Defendant contends the trial counsel’s lack of preparation led to his conviction. In support of his contention, defendant maintains that trial counsel failed to present witnesses in his defense; failed to recall cases which supported his legal arguments; allowed hearsay evidence to be admitted; waived opening statements; was unable to advance coherent arguments in support of objections; and failed to offer an available affirmative defense. Further, defendant suggests that the matter should be remanded to the trial court for hearings on the adequacy of preparation.

At the outset, we note that defendant’s argument relating to the trial attorney’s lack of preparation is unique and novel. We agree that failure to adequately prepare for trial, including failure to conduct an investigation and interview witnesses, has been held to constitute inadequate representation by counsel. (See People v. Stepheny (1970), 46 Ill. 2d 153, 263 N.E.2d 83.) However, in order to warrant a reversal because of incompetency of counsel, defendant must establish actual incompetence as reflected by the representation and substantial prejudice resulting therefrom. People v. Witherspoon (1973), 55 Ill. 2d 18, 21, 302 N.E.2d 3, 4-5.

A strict test is applied in Illinois to determine whether counsel is incompetent. In such a case, the court will not reverse a conviction because of the incompetency of counsel unless the representation is of such a low caliber as to amount to no representation at all or reduces the court proceedings to a farce or sham. (People v. Murphy (1978), 72 Ill. 2d 421, 436, 381 N.E.2d 677, 685; People v. Cosey (1980), 82 Ill. App. 3d 968, 973, 403 N.E.2d 656, 661.) It is also necessary to establish that defendant “ ‘suffered a substantial prejudice from the manner in which his counsel conducted his defense,’ ” such that the outcome of the trial would probably be different.

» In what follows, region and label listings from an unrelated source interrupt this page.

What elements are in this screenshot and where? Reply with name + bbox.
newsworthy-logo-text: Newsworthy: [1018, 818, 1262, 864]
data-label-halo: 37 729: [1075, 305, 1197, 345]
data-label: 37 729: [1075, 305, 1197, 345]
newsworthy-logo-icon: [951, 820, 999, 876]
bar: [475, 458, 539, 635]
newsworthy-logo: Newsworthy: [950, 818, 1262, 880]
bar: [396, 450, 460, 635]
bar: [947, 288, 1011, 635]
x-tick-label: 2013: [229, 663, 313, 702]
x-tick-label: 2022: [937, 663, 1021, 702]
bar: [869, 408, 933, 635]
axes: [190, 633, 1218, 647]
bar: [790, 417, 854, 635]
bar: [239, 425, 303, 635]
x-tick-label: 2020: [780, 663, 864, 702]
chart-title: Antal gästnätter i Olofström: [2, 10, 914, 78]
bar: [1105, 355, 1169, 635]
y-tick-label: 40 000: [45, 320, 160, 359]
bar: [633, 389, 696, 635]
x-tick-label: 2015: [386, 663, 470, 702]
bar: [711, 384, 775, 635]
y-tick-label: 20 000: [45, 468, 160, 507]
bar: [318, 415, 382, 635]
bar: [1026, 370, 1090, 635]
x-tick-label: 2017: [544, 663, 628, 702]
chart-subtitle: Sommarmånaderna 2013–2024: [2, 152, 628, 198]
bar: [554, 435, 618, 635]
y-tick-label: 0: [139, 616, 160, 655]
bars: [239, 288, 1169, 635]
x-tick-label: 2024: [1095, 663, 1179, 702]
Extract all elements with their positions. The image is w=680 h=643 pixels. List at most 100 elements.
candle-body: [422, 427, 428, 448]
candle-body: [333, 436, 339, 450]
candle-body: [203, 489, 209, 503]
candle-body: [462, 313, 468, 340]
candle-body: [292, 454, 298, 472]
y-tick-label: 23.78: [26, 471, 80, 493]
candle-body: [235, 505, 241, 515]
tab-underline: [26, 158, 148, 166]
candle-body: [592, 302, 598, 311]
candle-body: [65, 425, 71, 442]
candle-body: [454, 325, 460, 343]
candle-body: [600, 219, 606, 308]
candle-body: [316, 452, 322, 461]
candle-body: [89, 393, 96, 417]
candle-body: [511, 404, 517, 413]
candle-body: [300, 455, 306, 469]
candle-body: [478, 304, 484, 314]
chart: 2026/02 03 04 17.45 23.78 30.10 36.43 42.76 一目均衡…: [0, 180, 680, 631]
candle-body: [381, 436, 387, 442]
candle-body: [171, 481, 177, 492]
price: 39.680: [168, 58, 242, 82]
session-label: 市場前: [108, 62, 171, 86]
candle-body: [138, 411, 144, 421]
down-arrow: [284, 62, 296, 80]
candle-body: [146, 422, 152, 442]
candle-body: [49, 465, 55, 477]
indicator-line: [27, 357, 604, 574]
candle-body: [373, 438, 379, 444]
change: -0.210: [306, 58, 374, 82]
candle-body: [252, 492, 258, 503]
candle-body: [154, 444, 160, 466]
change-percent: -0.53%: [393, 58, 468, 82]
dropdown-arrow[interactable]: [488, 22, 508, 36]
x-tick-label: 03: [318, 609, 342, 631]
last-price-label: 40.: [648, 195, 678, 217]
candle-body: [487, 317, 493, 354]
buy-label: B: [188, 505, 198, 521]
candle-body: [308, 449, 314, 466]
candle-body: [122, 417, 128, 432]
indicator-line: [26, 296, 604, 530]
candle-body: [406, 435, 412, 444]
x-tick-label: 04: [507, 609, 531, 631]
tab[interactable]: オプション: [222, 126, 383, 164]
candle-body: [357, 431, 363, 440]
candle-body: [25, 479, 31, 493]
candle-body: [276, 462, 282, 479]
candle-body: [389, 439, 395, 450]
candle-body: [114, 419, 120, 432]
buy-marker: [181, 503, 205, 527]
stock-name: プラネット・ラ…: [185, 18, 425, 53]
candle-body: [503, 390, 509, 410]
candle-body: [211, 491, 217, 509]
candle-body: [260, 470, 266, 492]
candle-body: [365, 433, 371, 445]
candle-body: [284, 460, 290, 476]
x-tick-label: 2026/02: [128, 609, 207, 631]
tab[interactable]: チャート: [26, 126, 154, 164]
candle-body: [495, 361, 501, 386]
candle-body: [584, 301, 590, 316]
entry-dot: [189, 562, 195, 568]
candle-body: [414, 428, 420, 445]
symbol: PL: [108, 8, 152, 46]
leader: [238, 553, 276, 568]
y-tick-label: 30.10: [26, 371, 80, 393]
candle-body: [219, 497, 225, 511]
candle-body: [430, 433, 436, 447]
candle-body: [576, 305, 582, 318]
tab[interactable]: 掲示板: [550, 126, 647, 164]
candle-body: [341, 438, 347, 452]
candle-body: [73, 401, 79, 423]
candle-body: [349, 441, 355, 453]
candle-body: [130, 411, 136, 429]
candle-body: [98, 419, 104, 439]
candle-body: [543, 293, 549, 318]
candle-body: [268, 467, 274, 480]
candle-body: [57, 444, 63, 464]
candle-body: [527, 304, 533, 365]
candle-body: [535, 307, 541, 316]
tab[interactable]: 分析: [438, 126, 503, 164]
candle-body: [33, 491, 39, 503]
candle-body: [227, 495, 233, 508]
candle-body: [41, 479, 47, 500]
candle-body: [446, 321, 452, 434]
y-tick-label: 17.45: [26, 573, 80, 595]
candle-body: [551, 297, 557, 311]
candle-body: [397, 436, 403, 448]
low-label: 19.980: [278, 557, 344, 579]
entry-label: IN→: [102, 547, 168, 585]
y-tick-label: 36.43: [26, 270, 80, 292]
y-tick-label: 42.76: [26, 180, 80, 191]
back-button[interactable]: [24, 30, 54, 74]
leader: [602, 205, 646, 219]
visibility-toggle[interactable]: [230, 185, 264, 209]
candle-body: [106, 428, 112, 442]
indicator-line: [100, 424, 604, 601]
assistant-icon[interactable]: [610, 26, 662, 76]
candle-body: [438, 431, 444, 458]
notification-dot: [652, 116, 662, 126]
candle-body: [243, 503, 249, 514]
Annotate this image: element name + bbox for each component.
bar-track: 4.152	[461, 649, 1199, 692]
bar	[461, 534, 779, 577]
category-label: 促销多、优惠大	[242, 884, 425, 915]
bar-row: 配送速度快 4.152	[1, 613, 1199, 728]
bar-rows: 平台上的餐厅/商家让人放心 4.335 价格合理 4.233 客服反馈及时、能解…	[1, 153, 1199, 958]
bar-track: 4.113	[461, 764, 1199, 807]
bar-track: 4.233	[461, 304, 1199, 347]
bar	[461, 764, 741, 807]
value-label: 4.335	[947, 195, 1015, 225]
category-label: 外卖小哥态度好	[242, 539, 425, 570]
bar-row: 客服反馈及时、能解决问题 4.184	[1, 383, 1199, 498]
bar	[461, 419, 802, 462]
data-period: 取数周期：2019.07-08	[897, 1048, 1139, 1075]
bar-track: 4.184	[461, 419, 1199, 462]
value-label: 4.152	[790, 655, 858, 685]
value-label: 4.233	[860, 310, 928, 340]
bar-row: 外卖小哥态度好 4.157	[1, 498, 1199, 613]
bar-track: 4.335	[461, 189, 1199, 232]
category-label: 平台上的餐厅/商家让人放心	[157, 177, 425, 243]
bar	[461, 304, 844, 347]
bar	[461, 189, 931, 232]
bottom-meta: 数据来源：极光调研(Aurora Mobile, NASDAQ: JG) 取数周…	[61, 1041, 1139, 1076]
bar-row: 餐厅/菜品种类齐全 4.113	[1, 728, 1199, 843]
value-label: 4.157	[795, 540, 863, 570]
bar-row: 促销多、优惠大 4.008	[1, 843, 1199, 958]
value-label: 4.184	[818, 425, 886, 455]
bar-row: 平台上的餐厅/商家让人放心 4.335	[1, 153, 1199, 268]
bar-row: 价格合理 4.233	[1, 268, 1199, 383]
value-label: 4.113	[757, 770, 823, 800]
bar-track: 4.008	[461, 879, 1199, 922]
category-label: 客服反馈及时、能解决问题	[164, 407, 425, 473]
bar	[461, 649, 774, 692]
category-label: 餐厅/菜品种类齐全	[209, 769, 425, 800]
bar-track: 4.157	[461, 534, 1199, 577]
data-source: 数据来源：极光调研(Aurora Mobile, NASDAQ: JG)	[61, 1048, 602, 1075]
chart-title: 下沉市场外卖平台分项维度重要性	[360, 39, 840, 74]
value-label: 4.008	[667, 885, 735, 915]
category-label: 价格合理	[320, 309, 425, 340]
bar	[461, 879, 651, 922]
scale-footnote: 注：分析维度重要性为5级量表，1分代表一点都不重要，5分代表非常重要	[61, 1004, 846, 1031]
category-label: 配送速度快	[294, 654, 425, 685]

Cousey, at 973, citing Witherspoon, at 21.

Defendant’s assertions that trial court’s closing statement did not advance an adequate defense, that counsel presented no witnesses on his behalf, and that counsel waived opening statement may. well have emanated from errors in judgment or trial strategy but they are insufficient to constitute incompetency or ineffective assistance of counsel as a *350matter of law. (Murphy, at 437.) Further, incompetency of counsel must be determined on the facts of each case viewed in their totality from the entire record, rather than a focus upon isolated instances occurring during the course of the trial. People v. Posey (1980), 83 Ill. App. 3d 885, 891, 404 N.E.2d 482, 487; see People v. Mahon (1979), 77 Ill. App. 3d 413, 395 N.E.2d 950.

Defendant’s focus upon specific instances of alleged unpreparedness of counsel did not establish that defendant suffered substantial prejudice without which the outcome of his case would probably have differed. Moreover, a defendant is entitled to competent, not perfect or successful, representation. People v. Murphy (1978), 72 Ill. 2d 421, 438, 381 N.E.2d 677, 685; Posey, at 891.

In United States v. Lang (7th Cir. 1981), 644 F.2d 1232, the United States Court of Appeals was confronted with the issue of ineffective assistance of counsel. There, the court refused to remand the case to the trial court for a hearing on this issue and we will do the same here.

With these principles in mind, we have reviewed the record in its entirety and find that defendant was competently represented by counsel despite the absence of testimony by defendant or other witnesses in his defense. In short, we are of the opinion that any alleged insufficiencies by trial counsel were de minimus, amounted to choices of strategies, or did not serve to prejudice defendant. Therefore, we are unable to conclude that counsel’s representation amounted to no representation at all or reduced the court proceedings to a farce or sham.

For the foregoing reasons, the judgment of the circuit court of Cook County is affirmed.

Judgment affirmed.

ROMITI, P. J., and LINN, J., concur.